The Cheesecake Factory embraces change

For more than three decades, Robert Okura, CEC, CCEC, CMRDP, has been attuned to the flavor sensibilities among his myriad guests at The Cheesecake Factory. The Cheesecake Factory, Calabasas Hills, California, operates approximately 200 restaurants in the US and a dozen locations in the Middle East, China and Mexico. Recipes at the international locations are identical to those prepared and served in the US. Whenever a new concept is being developed, it’s trialed in the field at six beta-site Cheesecake Factory restaurants throughout the country.

“We used to be guided by comfort food,” Okura said. “In my opinion, street foods are really good examples of comfort foods to that region. It’s what the local people grew up with from taquitos to Asian chicken dumplings. Our chicken parmesan sandwich, crispy tempura fish tacos and miso salmon are all ‘street foods’ prepared and received with love.”


Based on research conducted in Mexico City and Guadalajara, Okura and his staff developed green chilaquiles, which became a popular breakfast item on The Cheesecake Factory’s menu.

“The recipe is based on my personal research of authentic presentations and authentic flavors; the ingredients (including chips, cheese, etc.) honor the authenticity of the dish,” he said. “Our presentation respects the ethnic roots of this dish; we enhanced it to make it more acceptable to our guests.”

The most significant challenge Okura faces is balancing authenticity of a concept with the need to engage customers. One success story is gochujang.

“We’re using it now more than ever,” he said. “It’s spicy but not just like Tabasco. We have a Korean crispy fried cauliflower appetizer that went to the top in popularity. We couldn’t make it without the gochujang.”
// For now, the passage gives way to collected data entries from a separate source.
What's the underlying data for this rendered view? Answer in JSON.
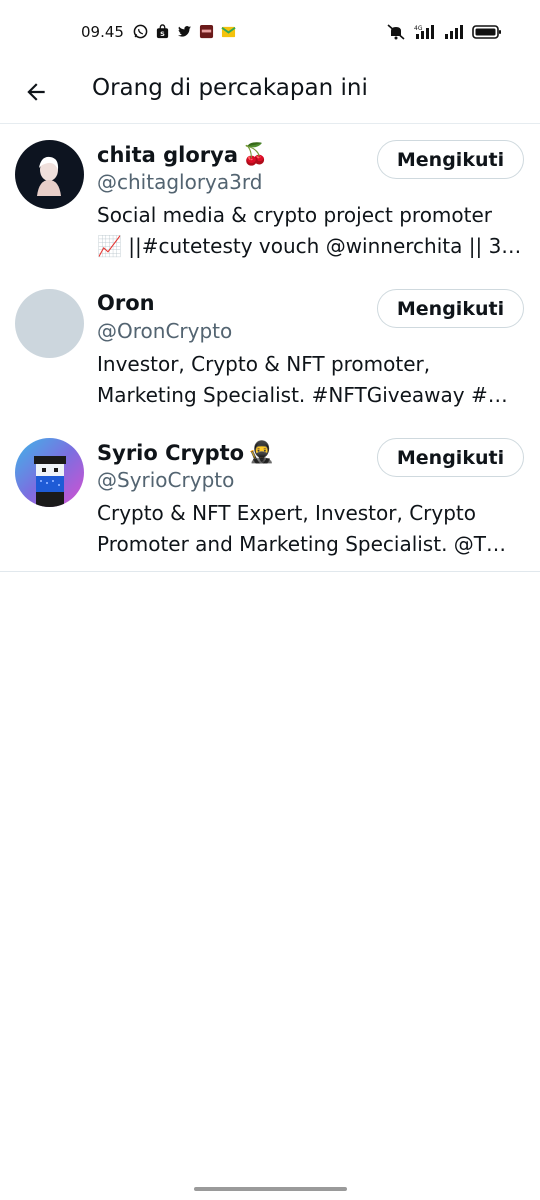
{
  "status_bar": {
    "time": "09.45",
    "notification_icons": [
      "whatsapp-icon",
      "shopee-icon",
      "twitter-icon",
      "app-icon",
      "gmail-icon"
    ],
    "system_icons": [
      "mute-icon",
      "signal-4g-icon",
      "signal-icon",
      "battery-icon"
    ]
  },
  "header": {
    "title": "Orang di percakapan ini"
  },
  "people": [
    {
      "name": "chita glorya",
      "name_emoji": "🍒",
      "handle": "@chitaglorya3rd",
      "bio_line1": "Social media & crypto project promoter",
      "bio_line2": "📈 ||#cutetesty vouch @winnerchita || 3…",
      "follow_label": "Mengikuti"
    },
    {
      "name": "Oron",
      "name_emoji": "",
      "handle": "@OronCrypto",
      "bio_line1": "Investor, Crypto & NFT promoter,",
      "bio_line2": "Marketing Specialist. #NFTGiveaway #…",
      "follow_label": "Mengikuti"
    },
    {
      "name": "Syrio Crypto",
      "name_emoji": "🥷",
      "handle": "@SyrioCrypto",
      "bio_line1": "Crypto & NFT Expert, Investor, Crypto",
      "bio_line2": "Promoter and Marketing Specialist. @T…",
      "follow_label": "Mengikuti"
    }
  ],
  "colors": {
    "text": "#0f1419",
    "secondary": "#536471",
    "border": "#cfd9de",
    "divider": "#e1e8ed"
  }
}
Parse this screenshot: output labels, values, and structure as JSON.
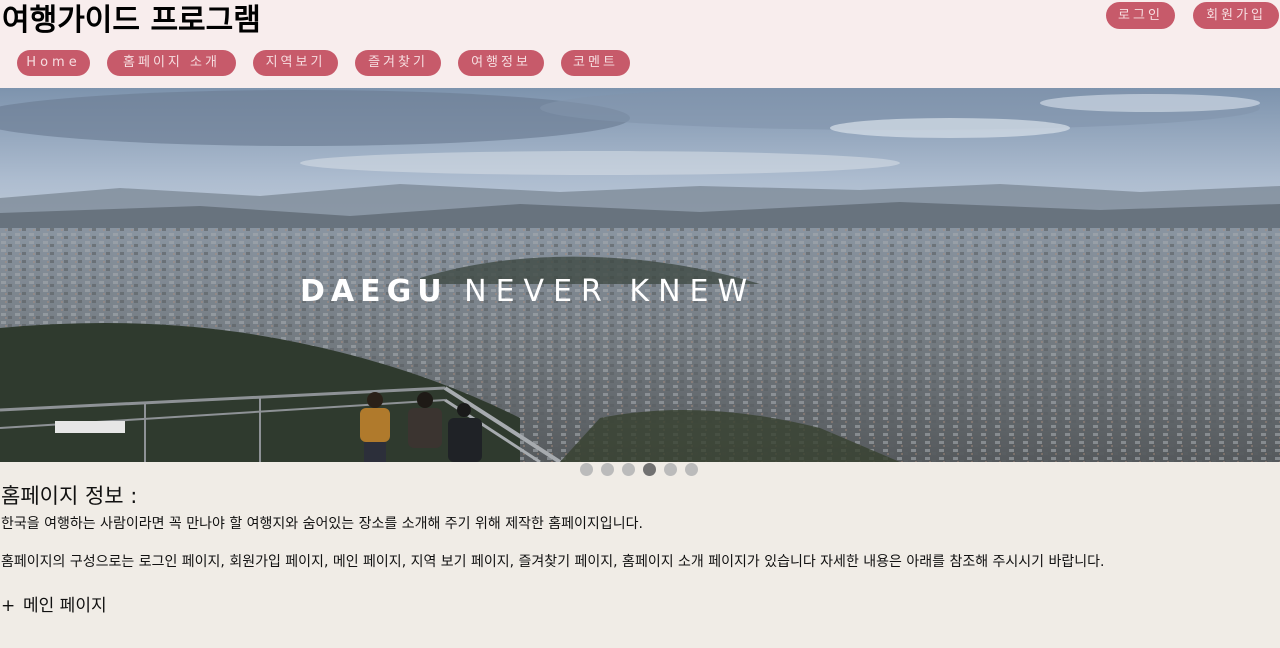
{
  "header": {
    "site_title": "여행가이드 프로그램",
    "login_label": "로그인",
    "signup_label": "회원가입"
  },
  "nav": {
    "items": [
      {
        "label": "Home"
      },
      {
        "label": "홈페이지 소개"
      },
      {
        "label": "지역보기"
      },
      {
        "label": "즐겨찾기"
      },
      {
        "label": "여행정보"
      },
      {
        "label": "코멘트"
      }
    ]
  },
  "hero": {
    "caption_bold": "DAEGU",
    "caption_thin": "NEVER KNEW",
    "slide_count": 6,
    "active_slide": 4
  },
  "content": {
    "title": "홈페이지 정보 :",
    "paragraph1": "한국을 여행하는 사람이라면 꼭 만나야 할 여행지와 숨어있는 장소를 소개해 주기 위해 제작한 홈페이지입니다.",
    "paragraph2": "홈페이지의 구성으로는 로그인 페이지, 회원가입 페이지, 메인 페이지, 지역 보기 페이지, 즐겨찾기 페이지, 홈페이지 소개 페이지가 있습니다 자세한 내용은 아래를 참조해 주시시기 바랍니다.",
    "section_plus": "+",
    "section_label": "메인 페이지"
  },
  "colors": {
    "header_bg": "#f8eded",
    "pill_bg": "#c75a6a",
    "pill_text": "#f6dde0",
    "page_bg": "#f0ece6",
    "dot_inactive": "#bbbbbb",
    "dot_active": "#717171"
  }
}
Asian customers who visit The Cheesecake Factory have reported surprise and delight to find the recipe reminds them enough of the original to warrant them saying it’s being done correctly.


“I’m confident we’ll make guests from that international culture happy because we’re doing everything we can to be respectful of that culture — and we want to offer it to as many people as possible,” Okura said.